Böylece bir erginleme töreninin ortasında buluruz Yusuf’u. Çeperden merkeze doğru çekip alınmıştır çocukluğu. Piyasa değeri olmayan gökyüzündeki odası, düşsel alana ait güvercinleri, tutkuları tedirgin etmiştir egemenleri. Kendi başına akan bir pınarın boşa aktığı gibi, israftır Yusuf’un kendine ait zamanları. Bir anda çıkma otomobil parçalarının arasında buluverir kendini, erkeklerin dünyasında sesi ince ve tedirgin bedeni kaybolup gitmiştir. Yine de büyük iğdişe direnir benliği. Onu kuşatan tehditkâr erilliğe inceliğiyle direnir. Hikâyenin gücü ve filmin başarısı da buradan gelir. Bu incelik ve onu kuşatan katılık, katman katman ve oldukça sade bir şekilde verilmiştir. Bir gün kasalı bir araç gelip istif eder tüm işçileri. Zamanları kendilerine ait olmayan, yan yana dizilmiş çıkma kapılar gibi dururlar kasada, dönüş vakitleri belirsiz. Sahibince kesime yollanan bir canlıymışçasına, abisi zorla gönderir Yusuf’u. El değiştirir tahakküm, elden ele geçer, abiden patrona, patrondan taşerona, taşerondan ustaya… Ancak ertesi gün anlar Yusuf paketlendiğini. Gerisinde çocukluğu ve güvercinleri… Ne var ki hafiftir bedeni, kuşları gibi esnektir gövdesi, arasına sıkıştığı düzeneğin dişlileri kavrayamaz onu. Şehrin dışında, geceli gündüzlü moloz temizleme işinden sıvışmak ister hızlıca. Başkaldırır patronuna, ki abisinin arkadaşı olur, onu eriller âlemine çağıran gülen yüzlerin zorbalığına tanık olur ürpererek, onu bu zorbalıktan yine damlar koruyacaktır. Bir merdivenden, kanat çırparcasına uzanır çatıya… Hafiftir Yusuf, üstüne gelen ağırdır oysa.

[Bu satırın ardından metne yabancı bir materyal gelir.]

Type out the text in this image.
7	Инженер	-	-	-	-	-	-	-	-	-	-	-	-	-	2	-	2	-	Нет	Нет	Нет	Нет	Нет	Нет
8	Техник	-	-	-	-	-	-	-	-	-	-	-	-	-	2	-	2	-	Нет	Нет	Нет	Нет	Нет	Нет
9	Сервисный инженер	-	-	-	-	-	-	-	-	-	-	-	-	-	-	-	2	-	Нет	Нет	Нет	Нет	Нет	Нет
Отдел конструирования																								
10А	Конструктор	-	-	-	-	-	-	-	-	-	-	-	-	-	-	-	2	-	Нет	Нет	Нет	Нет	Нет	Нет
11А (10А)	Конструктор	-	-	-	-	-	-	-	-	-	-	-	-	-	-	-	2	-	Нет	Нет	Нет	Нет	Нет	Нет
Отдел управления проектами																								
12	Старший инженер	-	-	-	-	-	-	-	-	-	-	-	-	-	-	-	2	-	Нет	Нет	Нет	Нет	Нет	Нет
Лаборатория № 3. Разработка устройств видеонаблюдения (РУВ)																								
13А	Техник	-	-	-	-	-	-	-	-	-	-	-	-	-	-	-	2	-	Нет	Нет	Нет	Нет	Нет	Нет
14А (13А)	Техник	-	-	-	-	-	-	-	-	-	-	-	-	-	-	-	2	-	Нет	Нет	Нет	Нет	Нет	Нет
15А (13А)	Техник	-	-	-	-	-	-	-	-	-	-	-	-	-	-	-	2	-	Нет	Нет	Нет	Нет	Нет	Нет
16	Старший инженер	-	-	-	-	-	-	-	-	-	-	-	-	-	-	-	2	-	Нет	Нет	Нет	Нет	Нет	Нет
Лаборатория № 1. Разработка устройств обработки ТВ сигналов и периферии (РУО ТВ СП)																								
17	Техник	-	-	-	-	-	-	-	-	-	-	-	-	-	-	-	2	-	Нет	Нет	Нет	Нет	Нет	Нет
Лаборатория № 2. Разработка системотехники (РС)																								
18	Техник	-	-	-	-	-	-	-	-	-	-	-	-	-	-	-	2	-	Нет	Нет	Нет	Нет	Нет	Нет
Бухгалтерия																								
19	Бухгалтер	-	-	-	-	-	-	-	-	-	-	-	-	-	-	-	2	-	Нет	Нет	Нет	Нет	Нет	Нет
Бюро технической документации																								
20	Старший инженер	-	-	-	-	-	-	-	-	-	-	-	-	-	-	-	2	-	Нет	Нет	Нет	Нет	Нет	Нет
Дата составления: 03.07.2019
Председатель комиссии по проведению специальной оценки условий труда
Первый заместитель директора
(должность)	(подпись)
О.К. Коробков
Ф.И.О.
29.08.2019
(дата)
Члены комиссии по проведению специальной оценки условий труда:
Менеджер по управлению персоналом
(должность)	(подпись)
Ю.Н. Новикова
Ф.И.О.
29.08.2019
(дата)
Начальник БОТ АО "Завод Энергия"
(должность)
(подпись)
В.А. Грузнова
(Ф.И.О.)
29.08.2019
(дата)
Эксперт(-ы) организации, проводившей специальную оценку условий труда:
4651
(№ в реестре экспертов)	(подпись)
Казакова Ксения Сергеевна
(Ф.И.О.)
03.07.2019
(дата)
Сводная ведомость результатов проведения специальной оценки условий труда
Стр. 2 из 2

Yine bir kahraman dönüşerek çıkar yolculuktan. Bir parçasını bırakmış, mutlak öte diyarlarda yitirmiştir. Daha direngendir artık. Erilleşmeden ermiştir biraz. Kaçıp da damına döndüğünde güvercinlerini bulamaz yerinde. Soyut olan somutlaşmış, çocukluğu buharlaşmış, kanatları budanmıştır. Yine de onu bir sürpriz beklemektedir. Acının içinde bir mut, yıkımın içinde umut vardır. Maverdi, bekleyen duruluğudur onun. Yarası korumuştur onu. Maverdi’nin sığındığı kutu, Yusuf’un benliğinin erişilemez yerlerini simgelemektedir. Yusuf derinlere koymuştur onu. Banu da öyle yapmıştır filmde. Onu egemenlerden korumuştur. Onu, Yusuf’u ve hepimizi…
En sonunda, kutu kutu damlar küçülür, kadraj büyür; katman katman, hikâye hikâye, tüm mahremler, gökyüzünde bir olur. Bir de güvercinlerin gözünden görürüz Yusuf’u.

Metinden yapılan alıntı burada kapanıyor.